Unlike Paul and his companions, we had a beautiful hotel with views of the Aegean Sea and comfortable beds at the end of our journey.
Our trip to Ephesus was mind boggling. Ephesus is one of the best preserved archeological sites in Europe. We walked down the same broad streets that Paul and companions walked down, saw terrace houses, one of which was probably the site of the “school” or “hall” of Tyrannus (See Acts 19 for more details), the agora or public meeting place where the riot started, and the theater where the Ephesians gathered during the riot over Paul’s teaching of “the Way.” The houses were full of intricate mosaic floors and beautiful frescoed walls which have been uncovered and partially restored. Probably the library is the most impressive with its towering facade. Interesting to think of Paul perhaps disputing with students of philosophy during the three years (during both his second and third missionary journey) he was in Ephesus.
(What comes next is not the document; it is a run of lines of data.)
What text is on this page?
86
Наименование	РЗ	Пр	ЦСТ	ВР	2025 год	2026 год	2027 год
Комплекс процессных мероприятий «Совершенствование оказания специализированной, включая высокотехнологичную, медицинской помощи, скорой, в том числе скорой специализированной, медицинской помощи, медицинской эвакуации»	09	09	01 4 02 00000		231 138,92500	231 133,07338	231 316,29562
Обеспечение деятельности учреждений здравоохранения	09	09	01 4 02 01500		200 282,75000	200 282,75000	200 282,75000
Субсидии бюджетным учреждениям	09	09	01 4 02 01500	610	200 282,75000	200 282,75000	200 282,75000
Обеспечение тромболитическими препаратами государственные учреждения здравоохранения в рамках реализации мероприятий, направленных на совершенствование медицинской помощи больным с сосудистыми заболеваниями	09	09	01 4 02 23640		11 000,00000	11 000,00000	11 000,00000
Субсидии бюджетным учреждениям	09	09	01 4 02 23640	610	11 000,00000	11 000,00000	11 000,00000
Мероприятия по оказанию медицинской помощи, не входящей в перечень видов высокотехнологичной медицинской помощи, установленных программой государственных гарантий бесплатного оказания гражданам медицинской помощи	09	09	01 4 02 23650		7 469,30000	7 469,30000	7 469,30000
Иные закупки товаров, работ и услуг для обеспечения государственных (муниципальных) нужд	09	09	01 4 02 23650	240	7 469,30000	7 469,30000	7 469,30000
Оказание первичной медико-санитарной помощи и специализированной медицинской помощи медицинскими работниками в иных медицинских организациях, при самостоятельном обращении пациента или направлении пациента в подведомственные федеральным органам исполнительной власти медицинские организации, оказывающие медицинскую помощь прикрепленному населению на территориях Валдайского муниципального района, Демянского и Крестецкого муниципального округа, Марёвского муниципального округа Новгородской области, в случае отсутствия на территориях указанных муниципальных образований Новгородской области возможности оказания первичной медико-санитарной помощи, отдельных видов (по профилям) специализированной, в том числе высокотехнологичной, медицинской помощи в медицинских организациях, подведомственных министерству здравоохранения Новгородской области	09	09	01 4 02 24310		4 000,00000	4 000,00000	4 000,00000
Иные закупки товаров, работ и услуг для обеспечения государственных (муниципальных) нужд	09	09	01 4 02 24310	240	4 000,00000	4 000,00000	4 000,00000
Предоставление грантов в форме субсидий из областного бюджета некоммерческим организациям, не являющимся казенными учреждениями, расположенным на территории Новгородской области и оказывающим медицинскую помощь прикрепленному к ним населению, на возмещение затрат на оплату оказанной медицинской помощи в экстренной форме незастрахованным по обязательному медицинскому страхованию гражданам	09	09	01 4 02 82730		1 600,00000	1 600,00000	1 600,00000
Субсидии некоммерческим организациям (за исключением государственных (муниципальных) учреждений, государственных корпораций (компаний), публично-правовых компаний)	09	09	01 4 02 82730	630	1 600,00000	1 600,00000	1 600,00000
I am still pondering the immense challenges that the Christian message faced in this first century culture. People in a city like Ephesus had it all — culture, entertainment, decent plumbing(!), beauty, religion, philosophy. Why would they be at all receptive to Paul’s message that the true God of the universe had come in the person of a Jew from an obscure part of the empire? What would open their minds to the heart of the Gospel — that sin was real and that this man, Jesus, had died on the Roman instrument of torture for them? What an unlikely message to bring to a city and culture whose artifacts are still amazingly stunning and impressive 2,000 years later!
What courage Paul and his companions had to continue preaching this message even in the face of riots and persecutions! Paul wrote these words to the church in Corinth: “For Jews demand signs and Greeks seek wisdom, but we preach Christ crucified, a stumbling block to Jews and folly to Gentiles, but to those who are called, both Jews and Greeks, Christ the power of God and the wisdom of God. For the foolishness of God is wiser than men, and the weakness of God is stronger than men” (1 Co. 1.22-25).
On a more personal note, we’ve had lots of adventures, both the kind you treasure and the kind you can laugh about later. Our Air BnB lost power for most of 2 days and we shuttled back and forth between two hotels. I had hoped to post more entries and get them up sooner. But such are the serendipities of traveling!